|This is only one side of the turbine room.|
We finally arrived at the visitors center and booked our tour down into the power plants and tunnels. The elevator ride itself is a minute long, with stops carefully choreographed to manage all the tourists making their way through the facilities. It was all a comedy act from there as our chaperon introduced himself as our dam guide and told us he would answer all of our dam questions.
Eventually, when we reached the lowest elevator station, we were told that the tunnels that we were walking in were part of the channel infrastructure that had to be built to reroute the river before the dam could start - these tunnels themselves took two years to build, the same amount of time the dam took!
|A scale model illustrating the construction process.|
We also had a look at the turbines in their cavernous room - it is hard to believe that the base of the dam is 600 feet wide, and it surrounds this area on both sides.
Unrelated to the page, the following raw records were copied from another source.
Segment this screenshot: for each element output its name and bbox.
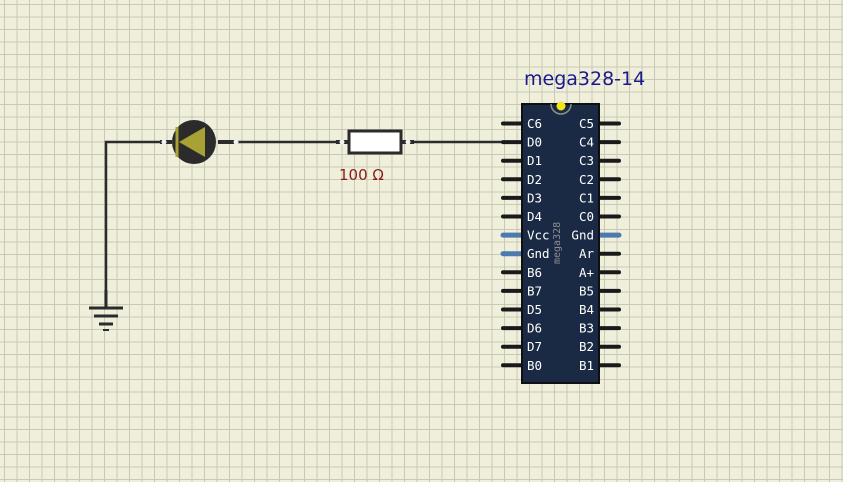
chip-pin-label: B2	[579, 339, 594, 354]
chip-pin-label: C4	[579, 135, 594, 150]
chip-pin-label: C2	[579, 172, 594, 187]
chip-pin-label: B6	[527, 265, 542, 280]
chip-pin-label: C6	[527, 116, 542, 131]
chip-pin-label: D3	[527, 190, 542, 205]
chip-pin-label: D6	[527, 321, 542, 336]
chip-pin-label: C0	[579, 209, 594, 224]
chip-pin-label: Gnd	[571, 228, 594, 243]
chip-pin-label: Gnd	[527, 246, 550, 261]
resistor-component[interactable]	[336, 129, 414, 155]
chip-pin-label: D4	[527, 209, 542, 224]
chip-pin1-marker-icon	[556, 101, 566, 111]
chip-pin-label: Ar	[579, 246, 595, 261]
chip-pin-label: D1	[527, 153, 542, 168]
chip-component[interactable]: C6 D0 D1 D2 D3 D4 Vcc Gnd B6 B7 D5 D6 D7 B0 C5 C4 C3 C2 C1…	[500, 101, 622, 384]
ground-symbol-icon[interactable]	[89, 290, 123, 331]
led-component[interactable]	[160, 120, 239, 164]
chip-pin-label: B3	[579, 321, 594, 336]
schematic-canvas[interactable]: 100 Ω mega328-14 C6 D0 D1 D2 D3 D4 Vcc Gnd B6 B7 D…	[0, 0, 843, 482]
chip-pin-label: D0	[527, 135, 542, 150]
chip-pin-label: D7	[527, 339, 542, 354]
wire-ground-to-led[interactable]	[104, 140, 164, 300]
chip-pin-label: B0	[527, 358, 542, 373]
wires	[104, 140, 508, 300]
chip-pin-label: B4	[579, 302, 594, 317]
chip-pin-label: B1	[579, 358, 594, 373]
chip-pin-label: C5	[579, 116, 594, 131]
chip-pin-label: B7	[527, 283, 542, 298]
chip-pin-label: C3	[579, 153, 594, 168]
chip-pin-label: D5	[527, 302, 542, 317]
chip-pin-label: C1	[579, 190, 594, 205]
chip-pin-label: B5	[579, 283, 594, 298]
chip-pin-label: D2	[527, 172, 542, 187]
chip-side-label: mega328	[552, 222, 563, 264]
resistor-value-label: 100 Ω	[339, 166, 384, 184]
chip-pin-label: A+	[579, 265, 594, 280]
resistor-body	[347, 129, 403, 155]
chip-title: mega328-14	[524, 68, 645, 90]
chip-pin-label: Vcc	[527, 228, 550, 243]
Some other interesting facts about the dam, which was built during the Depression but had been planned over the 20 or so years before:
- The dam cost less than $50 million to build in the 1930's
- It was estimated that residual heat from curing the concrete would remain for more than 100 years
- The water in Lake Mead serves seven states - and provides a national recreation area as well
|One of the inlet towers, showing the receding water level.|
We spent a couple of hours enjoying the tour and checking out the exhibits on the construction of the dam. Then it was on to Flagstaff, which would be the base for our day trip up to the Grand Canyon.